I am having issues at my job. I work every Sunday and miss church. First Baptist Dallas has many services but every single one of them is within the time frame that I am working. FBD broadcasts their sermons on the radio but its not the same. I don't get to attend Sunday school at all. I am lucky if I can take a couple hours off to make the evening service. I do not have much vacation time to take the day off. Another option is to do a day trade but no one else wants to work on Sunday. My coworkers are quite happy not coming in on a weekend day. So I have to get creative and take a couple hours off here and there and make them off on a day off. Its frustrating. I have mentioned this to my boss and his response is "this is what you get for being last on the list for the shift bid". Well thank you very much for pointing that out. Does he honestly think that was supposed to help? Not to mention that condescending tone of "Cant you just find a Saturday service?" Well yes and no. Yes I could because there are a few churches that offer that option. But the Lord called Ricky and I to serve and attend First Baptist Dallas.
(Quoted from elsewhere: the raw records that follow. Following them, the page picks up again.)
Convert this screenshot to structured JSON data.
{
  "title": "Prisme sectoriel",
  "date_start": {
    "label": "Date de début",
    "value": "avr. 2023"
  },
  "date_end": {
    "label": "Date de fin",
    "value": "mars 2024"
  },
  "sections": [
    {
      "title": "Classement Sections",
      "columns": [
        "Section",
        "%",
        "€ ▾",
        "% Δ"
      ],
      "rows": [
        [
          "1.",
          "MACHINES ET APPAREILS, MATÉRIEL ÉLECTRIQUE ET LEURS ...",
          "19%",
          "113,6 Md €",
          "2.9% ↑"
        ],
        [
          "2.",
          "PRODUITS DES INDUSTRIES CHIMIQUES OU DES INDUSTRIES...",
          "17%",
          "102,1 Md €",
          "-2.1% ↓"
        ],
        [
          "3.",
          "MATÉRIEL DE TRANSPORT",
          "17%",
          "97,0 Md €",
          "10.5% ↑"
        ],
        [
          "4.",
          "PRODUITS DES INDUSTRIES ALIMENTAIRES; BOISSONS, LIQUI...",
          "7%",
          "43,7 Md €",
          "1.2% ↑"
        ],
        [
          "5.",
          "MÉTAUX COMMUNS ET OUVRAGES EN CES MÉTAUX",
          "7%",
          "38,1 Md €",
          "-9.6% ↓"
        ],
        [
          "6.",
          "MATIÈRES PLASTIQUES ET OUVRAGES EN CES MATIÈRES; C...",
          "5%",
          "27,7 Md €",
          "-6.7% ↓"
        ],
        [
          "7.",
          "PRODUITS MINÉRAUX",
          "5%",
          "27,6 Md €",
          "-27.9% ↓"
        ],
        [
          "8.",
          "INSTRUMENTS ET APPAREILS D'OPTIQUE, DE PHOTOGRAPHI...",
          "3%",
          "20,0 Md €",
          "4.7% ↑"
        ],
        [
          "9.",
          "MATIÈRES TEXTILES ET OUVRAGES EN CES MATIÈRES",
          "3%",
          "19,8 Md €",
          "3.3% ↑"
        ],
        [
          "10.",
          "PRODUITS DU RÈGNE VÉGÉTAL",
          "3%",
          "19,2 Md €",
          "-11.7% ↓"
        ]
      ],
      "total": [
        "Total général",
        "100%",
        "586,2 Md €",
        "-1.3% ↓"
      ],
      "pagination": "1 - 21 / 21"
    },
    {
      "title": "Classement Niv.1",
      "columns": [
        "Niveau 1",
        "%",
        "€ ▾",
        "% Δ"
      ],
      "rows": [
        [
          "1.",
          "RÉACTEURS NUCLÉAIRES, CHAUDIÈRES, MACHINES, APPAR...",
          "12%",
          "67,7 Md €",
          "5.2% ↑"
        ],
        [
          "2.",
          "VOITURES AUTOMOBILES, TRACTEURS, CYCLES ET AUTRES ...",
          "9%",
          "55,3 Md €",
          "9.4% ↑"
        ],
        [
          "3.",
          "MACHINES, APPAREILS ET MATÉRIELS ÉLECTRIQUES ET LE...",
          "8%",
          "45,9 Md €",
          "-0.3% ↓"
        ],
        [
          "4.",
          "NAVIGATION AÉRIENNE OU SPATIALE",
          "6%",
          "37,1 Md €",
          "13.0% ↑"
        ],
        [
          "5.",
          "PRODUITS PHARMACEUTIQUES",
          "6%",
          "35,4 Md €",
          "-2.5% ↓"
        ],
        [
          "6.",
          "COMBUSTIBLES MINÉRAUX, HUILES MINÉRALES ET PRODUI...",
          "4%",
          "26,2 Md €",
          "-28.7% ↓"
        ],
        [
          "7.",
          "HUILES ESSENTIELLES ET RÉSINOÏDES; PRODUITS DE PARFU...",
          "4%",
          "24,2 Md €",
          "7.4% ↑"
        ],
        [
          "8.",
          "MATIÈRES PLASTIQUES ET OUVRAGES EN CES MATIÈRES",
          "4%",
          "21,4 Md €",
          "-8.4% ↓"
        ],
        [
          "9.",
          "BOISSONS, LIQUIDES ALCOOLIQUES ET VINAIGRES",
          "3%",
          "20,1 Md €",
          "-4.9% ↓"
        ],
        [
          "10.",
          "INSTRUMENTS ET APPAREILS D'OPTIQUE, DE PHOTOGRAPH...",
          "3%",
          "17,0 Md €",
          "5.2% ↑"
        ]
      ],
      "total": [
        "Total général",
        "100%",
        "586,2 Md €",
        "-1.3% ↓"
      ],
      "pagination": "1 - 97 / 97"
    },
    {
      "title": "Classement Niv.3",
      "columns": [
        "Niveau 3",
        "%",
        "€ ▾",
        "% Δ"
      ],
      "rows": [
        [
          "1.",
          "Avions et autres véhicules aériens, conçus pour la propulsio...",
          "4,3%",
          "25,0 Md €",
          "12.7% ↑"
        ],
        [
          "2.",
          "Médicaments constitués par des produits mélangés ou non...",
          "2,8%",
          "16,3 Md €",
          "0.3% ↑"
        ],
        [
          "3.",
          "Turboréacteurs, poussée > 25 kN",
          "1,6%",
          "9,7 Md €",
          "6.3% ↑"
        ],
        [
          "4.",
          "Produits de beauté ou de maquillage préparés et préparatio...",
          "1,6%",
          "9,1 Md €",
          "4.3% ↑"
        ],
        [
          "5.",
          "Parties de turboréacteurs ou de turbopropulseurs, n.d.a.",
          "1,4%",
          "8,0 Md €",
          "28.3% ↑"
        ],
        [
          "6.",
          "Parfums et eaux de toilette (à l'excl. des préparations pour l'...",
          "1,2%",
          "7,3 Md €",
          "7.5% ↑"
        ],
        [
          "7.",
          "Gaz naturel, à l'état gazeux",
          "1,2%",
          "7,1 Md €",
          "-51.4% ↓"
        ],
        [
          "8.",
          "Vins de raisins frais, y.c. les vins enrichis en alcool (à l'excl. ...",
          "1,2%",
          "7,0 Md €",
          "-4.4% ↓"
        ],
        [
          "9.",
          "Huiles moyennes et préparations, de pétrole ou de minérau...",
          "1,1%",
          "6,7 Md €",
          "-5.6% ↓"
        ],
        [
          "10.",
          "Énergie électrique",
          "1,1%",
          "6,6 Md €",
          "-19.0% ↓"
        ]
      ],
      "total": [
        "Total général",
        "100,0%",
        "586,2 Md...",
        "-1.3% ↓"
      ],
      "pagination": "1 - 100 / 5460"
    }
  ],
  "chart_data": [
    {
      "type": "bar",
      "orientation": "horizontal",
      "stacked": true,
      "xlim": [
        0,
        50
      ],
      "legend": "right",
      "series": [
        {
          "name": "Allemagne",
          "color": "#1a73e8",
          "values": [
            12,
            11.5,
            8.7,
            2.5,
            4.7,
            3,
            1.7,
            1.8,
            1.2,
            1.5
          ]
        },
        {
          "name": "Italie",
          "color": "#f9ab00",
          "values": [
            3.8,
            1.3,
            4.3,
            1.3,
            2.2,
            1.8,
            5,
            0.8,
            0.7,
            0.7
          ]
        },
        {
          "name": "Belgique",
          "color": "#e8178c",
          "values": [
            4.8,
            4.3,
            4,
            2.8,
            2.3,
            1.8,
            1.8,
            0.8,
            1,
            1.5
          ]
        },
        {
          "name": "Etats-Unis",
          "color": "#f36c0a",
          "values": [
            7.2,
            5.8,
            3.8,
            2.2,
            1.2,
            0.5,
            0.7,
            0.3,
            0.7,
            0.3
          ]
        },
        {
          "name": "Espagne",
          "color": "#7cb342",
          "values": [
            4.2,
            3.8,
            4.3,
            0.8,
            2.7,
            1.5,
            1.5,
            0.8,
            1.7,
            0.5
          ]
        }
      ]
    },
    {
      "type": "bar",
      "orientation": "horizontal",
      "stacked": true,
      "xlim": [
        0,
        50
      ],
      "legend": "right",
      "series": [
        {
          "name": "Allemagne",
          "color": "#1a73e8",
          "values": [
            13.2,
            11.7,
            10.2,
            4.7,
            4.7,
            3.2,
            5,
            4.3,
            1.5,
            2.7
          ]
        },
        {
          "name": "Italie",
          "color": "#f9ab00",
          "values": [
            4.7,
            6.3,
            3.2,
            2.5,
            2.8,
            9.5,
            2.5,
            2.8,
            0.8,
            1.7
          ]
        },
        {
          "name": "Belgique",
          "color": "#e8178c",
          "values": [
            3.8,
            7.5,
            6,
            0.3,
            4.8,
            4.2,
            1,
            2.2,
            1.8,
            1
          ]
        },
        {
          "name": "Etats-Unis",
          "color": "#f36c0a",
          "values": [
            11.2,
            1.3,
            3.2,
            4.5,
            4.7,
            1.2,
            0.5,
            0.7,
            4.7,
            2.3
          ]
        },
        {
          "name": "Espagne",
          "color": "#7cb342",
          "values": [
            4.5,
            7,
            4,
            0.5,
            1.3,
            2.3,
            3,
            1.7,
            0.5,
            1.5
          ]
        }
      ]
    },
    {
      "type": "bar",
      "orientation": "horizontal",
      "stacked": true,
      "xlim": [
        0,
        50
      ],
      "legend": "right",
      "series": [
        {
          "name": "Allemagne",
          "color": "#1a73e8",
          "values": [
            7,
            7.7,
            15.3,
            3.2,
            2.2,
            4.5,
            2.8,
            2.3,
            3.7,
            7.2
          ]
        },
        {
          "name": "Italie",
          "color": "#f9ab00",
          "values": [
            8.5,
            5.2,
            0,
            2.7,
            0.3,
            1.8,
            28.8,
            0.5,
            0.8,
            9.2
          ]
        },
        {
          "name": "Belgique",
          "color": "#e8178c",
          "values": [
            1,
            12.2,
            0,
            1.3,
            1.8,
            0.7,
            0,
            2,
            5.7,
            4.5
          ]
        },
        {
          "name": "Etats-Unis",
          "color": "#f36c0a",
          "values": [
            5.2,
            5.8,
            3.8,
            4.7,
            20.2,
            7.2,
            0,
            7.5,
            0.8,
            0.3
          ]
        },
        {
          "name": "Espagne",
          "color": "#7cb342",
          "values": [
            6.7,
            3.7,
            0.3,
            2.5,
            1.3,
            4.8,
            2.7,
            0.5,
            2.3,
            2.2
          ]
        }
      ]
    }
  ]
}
This means honoring it with our tithes, attendance, and service. I can only provide the first thing. I am unable to attend most of the time and getting involved in ministry is out of the question. So no I cant just go to a Saturday service just for a feel good time. Oh and then getting snapped at by a coworker for mentioning that our job could save money by closing on Sundays was the tip of the iceberg. No reason to snap! I just made a suggestion! The coworker said I need to just deal with it. So I am dealing with it. But I wont be giving up this fight. Its not happening. I am glad for my job but if the Lord calls me somewhere else then there I will go. I will not let my current employment keep me from that. Sorry. It is not happening.